Friday, July 8, 2011

HP moment #5: Time-turner

The following is #5 in a series of blog posts counting down my ten favorite Harry Potter moments leading up to the release of Deathly Hallows, pt. 2. Look for a post every couple of days as we near mid-July. 

Many fantasy and science fiction novels and movies have dealt with the concept of bending time through the years. Some have been good, some downright awful, but the theme has continued on into the twenty-first century in abundance. The remaking of Star Trek is one recent example where the plot hinges on time's fluidity.
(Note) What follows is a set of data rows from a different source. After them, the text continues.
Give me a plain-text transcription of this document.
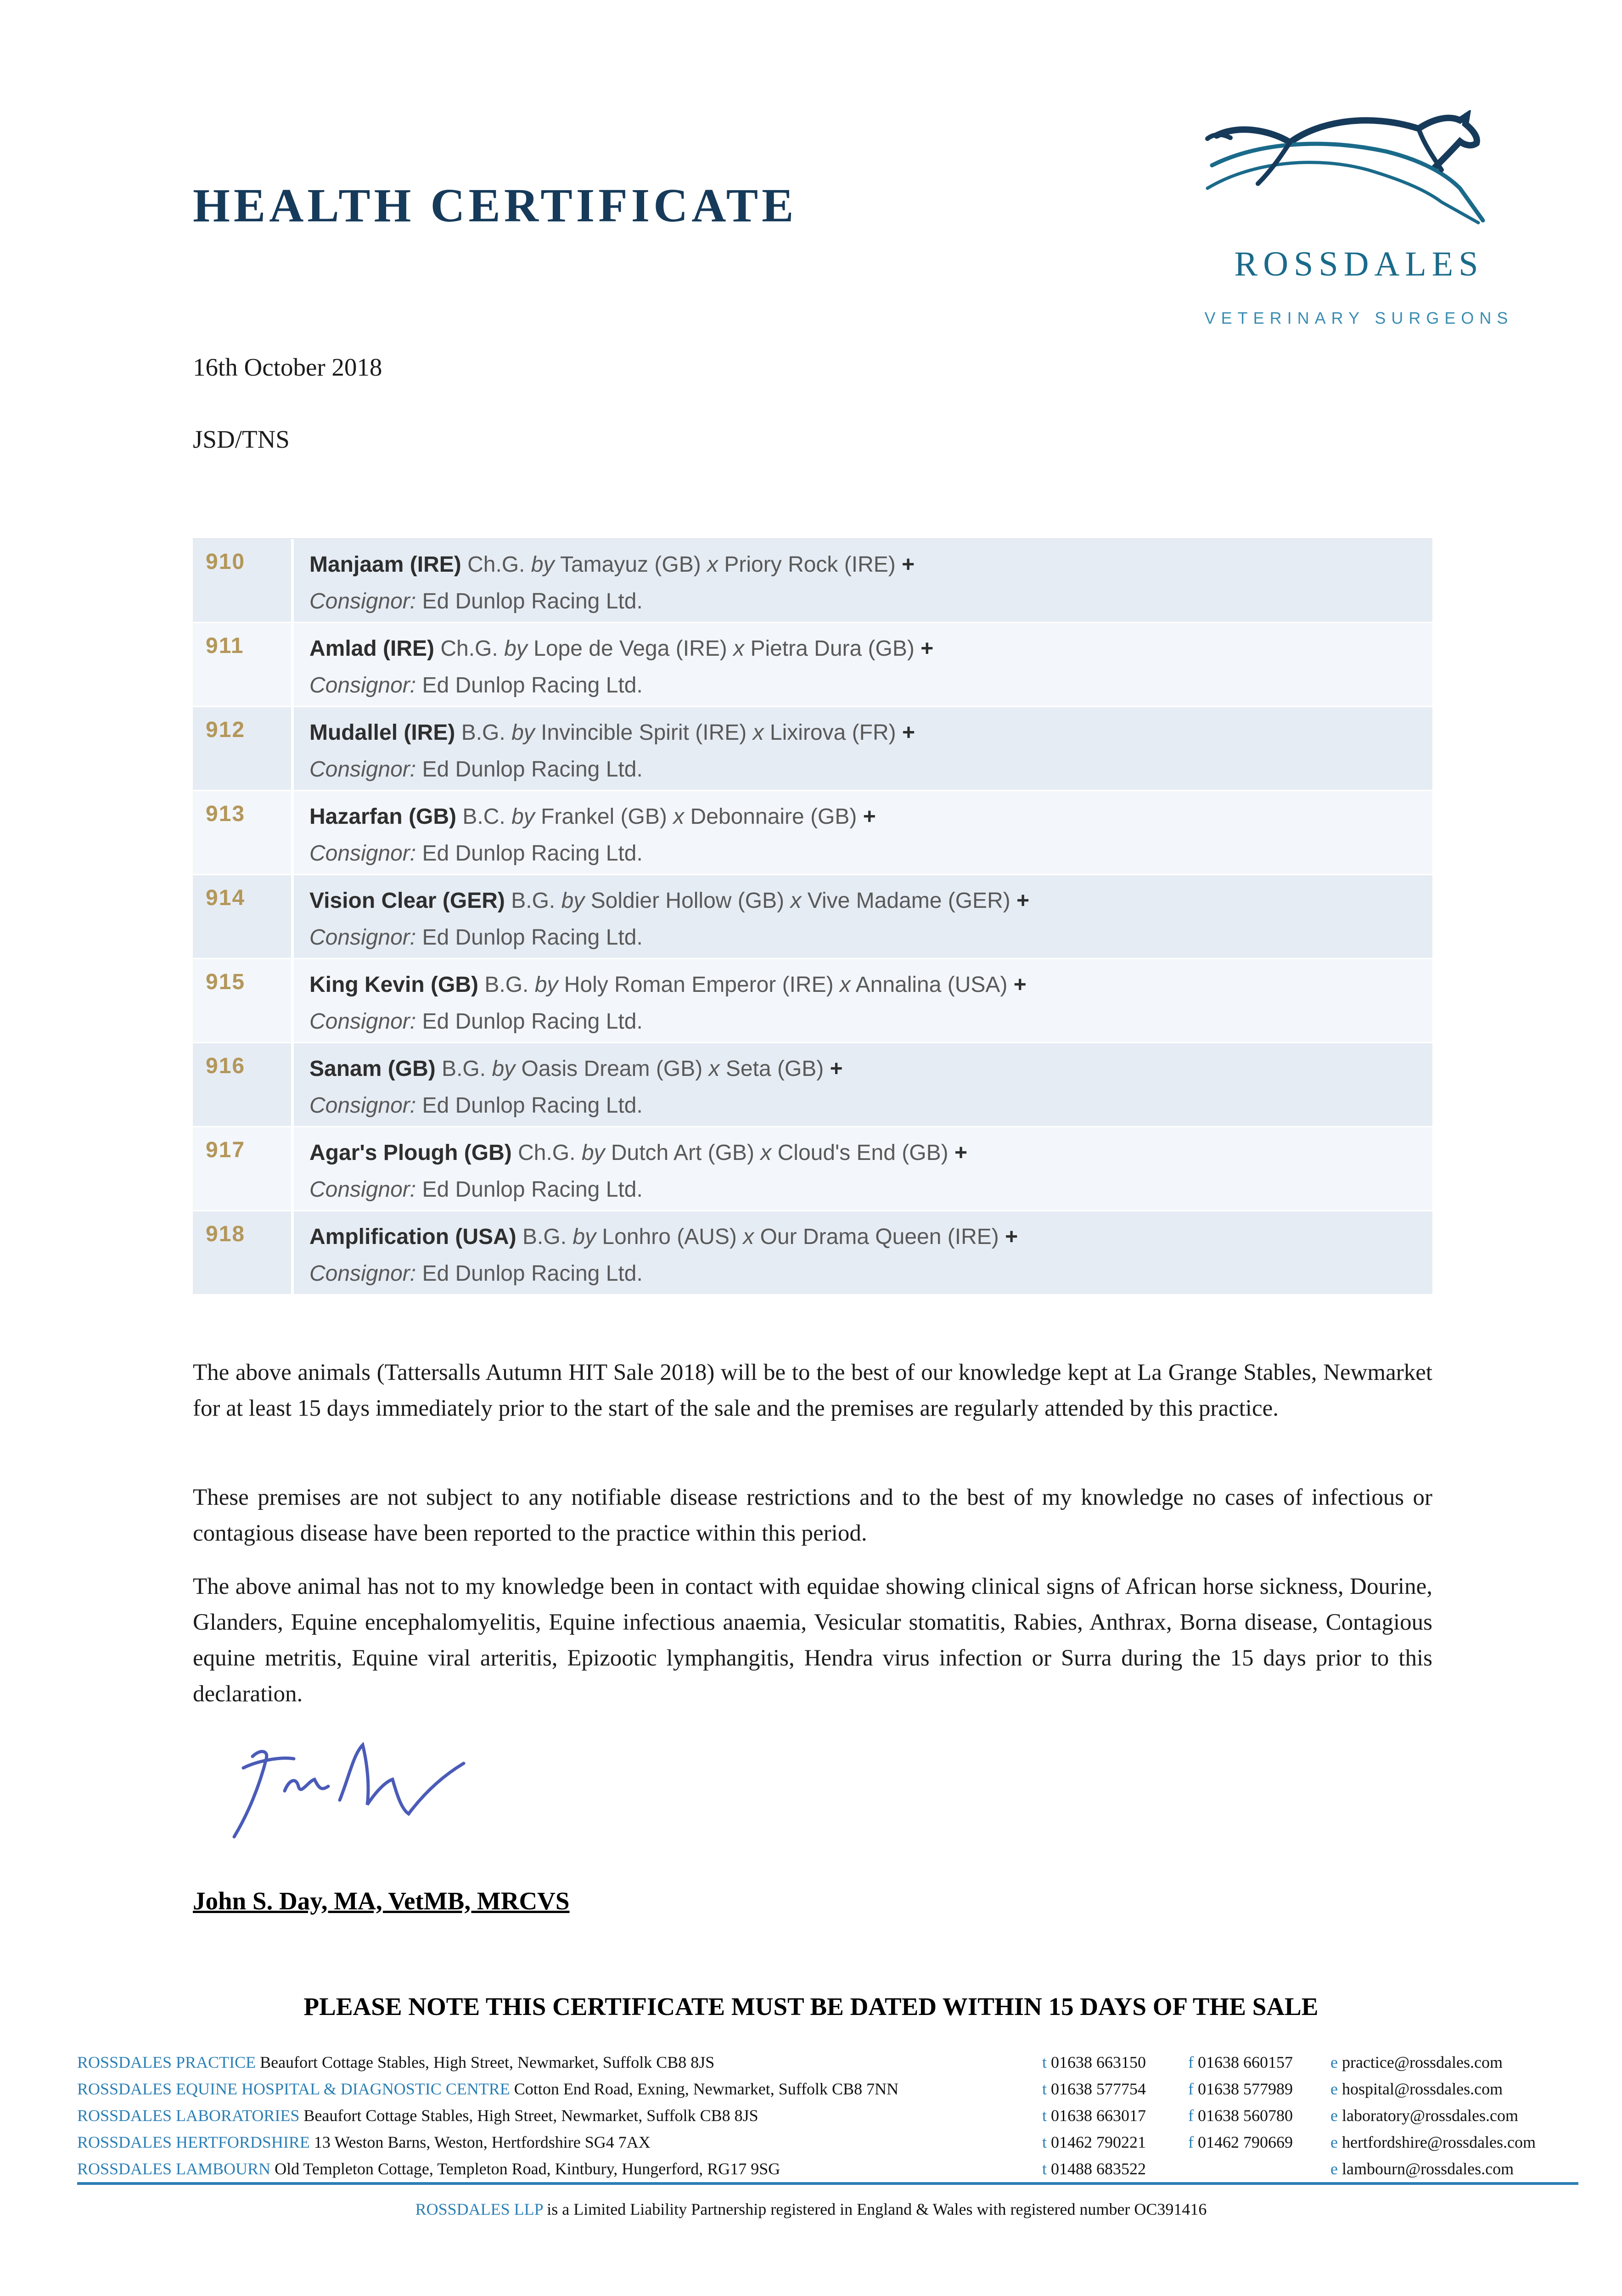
HEALTH CERTIFICATE
ROSSDALES
VETERINARY SURGEONS
16th October 2018
JSD/TNS
910	Manjaam (IRE) Ch.G. by Tamayuz (GB) x Priory Rock (IRE) +
Consignor: Ed Dunlop Racing Ltd.
911	Amlad (IRE) Ch.G. by Lope de Vega (IRE) x Pietra Dura (GB) +
Consignor: Ed Dunlop Racing Ltd.
912	Mudallel (IRE) B.G. by Invincible Spirit (IRE) x Lixirova (FR) +
Consignor: Ed Dunlop Racing Ltd.
913	Hazarfan (GB) B.C. by Frankel (GB) x Debonnaire (GB) +
Consignor: Ed Dunlop Racing Ltd.
914	Vision Clear (GER) B.G. by Soldier Hollow (GB) x Vive Madame (GER) +
Consignor: Ed Dunlop Racing Ltd.
915	King Kevin (GB) B.G. by Holy Roman Emperor (IRE) x Annalina (USA) +
Consignor: Ed Dunlop Racing Ltd.
916	Sanam (GB) B.G. by Oasis Dream (GB) x Seta (GB) +
Consignor: Ed Dunlop Racing Ltd.
917	Agar's Plough (GB) Ch.G. by Dutch Art (GB) x Cloud's End (GB) +
Consignor: Ed Dunlop Racing Ltd.
918	Amplification (USA) B.G. by Lonhro (AUS) x Our Drama Queen (IRE) +
Consignor: Ed Dunlop Racing Ltd.

The above animals (Tattersalls Autumn HIT Sale 2018) will be to the best of our knowledge kept at La Grange Stables, Newmarket for at least 15 days immediately prior to the start of the sale and the premises are regularly attended by this practice.

These premises are not subject to any notifiable disease restrictions and to the best of my knowledge no cases of infectious or contagious disease have been reported to the practice within this period.

The above animal has not to my knowledge been in contact with equidae showing clinical signs of African horse sickness, Dourine, Glanders, Equine encephalomyelitis, Equine infectious anaemia, Vesicular stomatitis, Rabies, Anthrax, Borna disease, Contagious equine metritis, Equine viral arteritis, Epizootic lymphangitis, Hendra virus infection or Surra during the 15 days prior to this declaration.

John S. Day, MA, VetMB, MRCVS
PLEASE NOTE THIS CERTIFICATE MUST BE DATED WITHIN 15 DAYS OF THE SALE
ROSSDALES PRACTICE Beaufort Cottage Stables, High Street, Newmarket, Suffolk CB8 8JS	t 01638 663150	f 01638 660157 e practice@rossdales.com
ROSSDALES EQUINE HOSPITAL & DIAGNOSTIC CENTRE Cotton End Road, Exning, Newmarket, Suffolk CB8 7NN	t 01638 577754	f 01638 577989 e hospital@rossdales.com
ROSSDALES LABORATORIES Beaufort Cottage Stables, High Street, Newmarket, Suffolk CB8 8JS	t 01638 663017	f 01638 560780 e laboratory@rossdales.com
ROSSDALES HERTFORDSHIRE 13 Weston Barns, Weston, Hertfordshire SG4 7AX	t 01462 790221	f 01462 790669 e hertfordshire@rossdales.com
ROSSDALES LAMBOURN Old Templeton Cottage, Templeton Road, Kintbury, Hungerford, RG17 9SG	t 01488 683522	e lambourn@rossdales.com
ROSSDALES LLP is a Limited Liability Partnership registered in England & Wales with registered number OC391416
Harry Potter is not without its time-turning magic. In fact, the plot of Prisoner of Azkaban would be pretty weak without it. The book flies by to a fateful day when Harry discovers the truth about Sirius Black and an unknown person emerges on the far end of the lake to cast a Patronus and save the day. For nearly 250 pages in POA we are given subtle clues that not all is what it seems, but Rowling has done that before. In the first two books, the character who seemed most likely to be causing the trouble (Snape, Malfoy) was not in fact behind it. So, perhaps we had good reasons to suspect not all was as it seemed with Sirius, and yet that is only the first in a series of curveballs that makes the last hundred pages of POA perhaps Rowling's best in the series.

When all is lost, Harry, Ron, and Hermione find themselves in the hospital wing, pleading with Dumbledore that they've got the wrong man. Nothing could be done--there was not enough time. Except Hermione has a secret. The time turner she possesses explains a good deal of the strange clues we got up to this point, but more than that it creates a secondary reality that makes us wonder: Wait, who is where? How are they both there? How did that happen after the fact--and yet before?

In short, Rowling blows our collective minds. This isn't time travel as some silly plot twist, as much as it is a puzzle of enormous complexity that unravels before our eyes into a reality that means we can no longer accept as straight-forward what the prose so simply describes. Life in the Wizarding World is complicated and beautiful.

And boy does Rowling use that to her advantage!